Mr. Maehara’s rebellion

On Monday, Suga Yoshihide, the deputy head of the LDP’s election strategy committee, praised Maehara Seiji, deputy head of the DPJ for his comments about the DPJ’s ability to govern and incoherent policy agenda in a speech in Kawasaki, Kanagawa. Mr. Suga said: “He spoke courageously. If someone like Maehara-san becomes leader, it will become a party that can be trusted and Japan will have a true two large-party system.”

What better way to foment further turmoil by praising Mr. Maehara for his courage? I’ve noted previously that with the LDP in turmoil and the prime minister’s popularity abysmal (but recovering slightly), the government and the LDP have pinned their hopes for a surprisingly strong showing in the next election on a divided DPJ that can be portrayed as incapable of governing.

If Mr. Maehara has any political sense, he would stop his rebellion now, unless, of course, he wants to give comfort to the LDP and deepen the impression that the DPJ is incapable of wielding power. The DPJ, it seems, is powerless to stop the wayward Mr. Maehara. The senior leadership appears willing to tolerate Mr. Maehara’s public trashing of the party even as he serves as one of seven DPJ vice presidents. Indeed, it appears that there is little the party can do to discipline any dissenter, whether Mr. Maehara or the upper house members who voted against the party on road construction earlier this session. If Mr. Maehara is to be restrained, he will have to do it himself — or his peers, the DPJ’s other wakate members, will have to lean on him.

Perhaps they can call attention to the behavior of his fellow young turk/former party leader, Okada Katsuya. Mr. Okada, who took the blow for the party in the 2005 election, is said to want to return to the leadership, but in contrast to Mr. Maehara, he has refrained from public criticism of Mr. Ozawa’s leadership. A telling sign is the title of Mr. Okada’s new (and first) book, Seiken Kotai (Regime Change). While he offers a “reform menu” for a DPJ government, including proposals for administrative reform, social security reform, fiscal reform, and regional decentralization, the title indicates that whatever his policy disagreements with the DPJ’s current leadership, he remains committed to the party’s goal of “regime change.” He still believes that a DPJ-led government, whatever its flaws, would be better than a continuation of LDP rule (which, as we’ve learned this Diet session, means the continuation of zoku rule). It remains to be seen whether Mr. Maehara believes the same.

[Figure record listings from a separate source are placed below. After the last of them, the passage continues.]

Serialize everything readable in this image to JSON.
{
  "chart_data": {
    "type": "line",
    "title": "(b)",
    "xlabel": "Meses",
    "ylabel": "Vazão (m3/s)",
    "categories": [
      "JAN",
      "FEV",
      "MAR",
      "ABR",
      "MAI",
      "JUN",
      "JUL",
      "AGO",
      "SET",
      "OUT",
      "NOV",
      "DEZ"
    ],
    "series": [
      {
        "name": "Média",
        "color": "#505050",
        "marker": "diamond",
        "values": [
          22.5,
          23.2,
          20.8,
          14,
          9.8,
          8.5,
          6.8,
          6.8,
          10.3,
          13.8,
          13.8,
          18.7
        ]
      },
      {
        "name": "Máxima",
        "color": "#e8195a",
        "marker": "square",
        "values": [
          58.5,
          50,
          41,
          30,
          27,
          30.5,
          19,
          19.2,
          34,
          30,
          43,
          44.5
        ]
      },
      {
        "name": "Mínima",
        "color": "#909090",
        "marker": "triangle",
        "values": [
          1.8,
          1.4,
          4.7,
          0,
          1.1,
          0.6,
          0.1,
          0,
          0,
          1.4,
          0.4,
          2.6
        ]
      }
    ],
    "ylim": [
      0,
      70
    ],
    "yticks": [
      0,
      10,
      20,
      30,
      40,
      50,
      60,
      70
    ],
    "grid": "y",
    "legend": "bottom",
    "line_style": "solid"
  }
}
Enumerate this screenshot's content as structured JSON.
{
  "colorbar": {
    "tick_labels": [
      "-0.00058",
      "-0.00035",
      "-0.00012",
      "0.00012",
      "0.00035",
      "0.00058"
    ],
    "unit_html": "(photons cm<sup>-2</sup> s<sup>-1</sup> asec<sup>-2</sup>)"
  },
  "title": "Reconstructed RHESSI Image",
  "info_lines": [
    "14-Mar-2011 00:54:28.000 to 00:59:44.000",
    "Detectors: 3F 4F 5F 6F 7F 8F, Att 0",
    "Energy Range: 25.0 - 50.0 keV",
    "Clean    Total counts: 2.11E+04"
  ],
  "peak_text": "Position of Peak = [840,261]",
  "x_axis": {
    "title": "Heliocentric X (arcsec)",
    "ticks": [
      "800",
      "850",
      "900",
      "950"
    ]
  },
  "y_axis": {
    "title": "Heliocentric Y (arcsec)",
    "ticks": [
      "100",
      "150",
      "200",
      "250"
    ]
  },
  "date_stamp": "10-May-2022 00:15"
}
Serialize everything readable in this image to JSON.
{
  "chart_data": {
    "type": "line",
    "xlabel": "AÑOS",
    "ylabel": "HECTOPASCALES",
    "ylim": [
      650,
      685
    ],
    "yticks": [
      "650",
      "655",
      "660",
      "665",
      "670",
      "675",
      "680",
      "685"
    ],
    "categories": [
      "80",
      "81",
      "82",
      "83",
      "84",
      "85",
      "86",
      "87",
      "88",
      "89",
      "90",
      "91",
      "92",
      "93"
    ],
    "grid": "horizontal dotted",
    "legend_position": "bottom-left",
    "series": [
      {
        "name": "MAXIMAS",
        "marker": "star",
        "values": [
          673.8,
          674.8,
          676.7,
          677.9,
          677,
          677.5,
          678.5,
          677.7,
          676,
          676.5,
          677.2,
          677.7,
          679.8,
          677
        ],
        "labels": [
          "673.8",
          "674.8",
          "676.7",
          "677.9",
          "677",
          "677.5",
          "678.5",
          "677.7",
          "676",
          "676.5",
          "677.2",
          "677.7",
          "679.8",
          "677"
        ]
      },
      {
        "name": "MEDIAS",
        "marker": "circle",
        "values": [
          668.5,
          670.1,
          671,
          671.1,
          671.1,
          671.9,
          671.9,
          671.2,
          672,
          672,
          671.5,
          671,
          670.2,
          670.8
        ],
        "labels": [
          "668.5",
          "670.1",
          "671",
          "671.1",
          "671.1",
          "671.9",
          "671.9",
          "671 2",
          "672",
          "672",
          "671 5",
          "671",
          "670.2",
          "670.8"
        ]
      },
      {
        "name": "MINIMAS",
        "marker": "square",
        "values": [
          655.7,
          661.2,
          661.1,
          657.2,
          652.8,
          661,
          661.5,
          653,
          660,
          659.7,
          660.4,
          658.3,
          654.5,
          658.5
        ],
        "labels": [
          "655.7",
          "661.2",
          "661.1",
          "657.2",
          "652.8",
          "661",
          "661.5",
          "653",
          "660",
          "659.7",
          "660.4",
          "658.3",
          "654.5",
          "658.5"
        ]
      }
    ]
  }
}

Indeed, Mainchi, in reporting on Mr. Okada’s new book, contrasts Mr. Okada and Mr. Maehara, noting that Mr. Maehara desperately wants a complete debate on the party’s policies and has indicated that he will stand in the September election if no one else does, while Mr. Okada remains committed to regime change first and has said nothing about running in September. I don’t disagree with Mr. Maehara’s belief that Mr. Ozawa should be reelected uncontested, but there are ways to do that without completely undermining the party.

Incidentally, continuing the discussion in this post, it bears mentioning that the clash between idealism and realism is not just within the party — it is within Mr. Ozawa himself, as I argued here. Mr. Ozawa’s DPJ is politically schizophrenic in part because Mr. Ozawa is politically schizophrenic.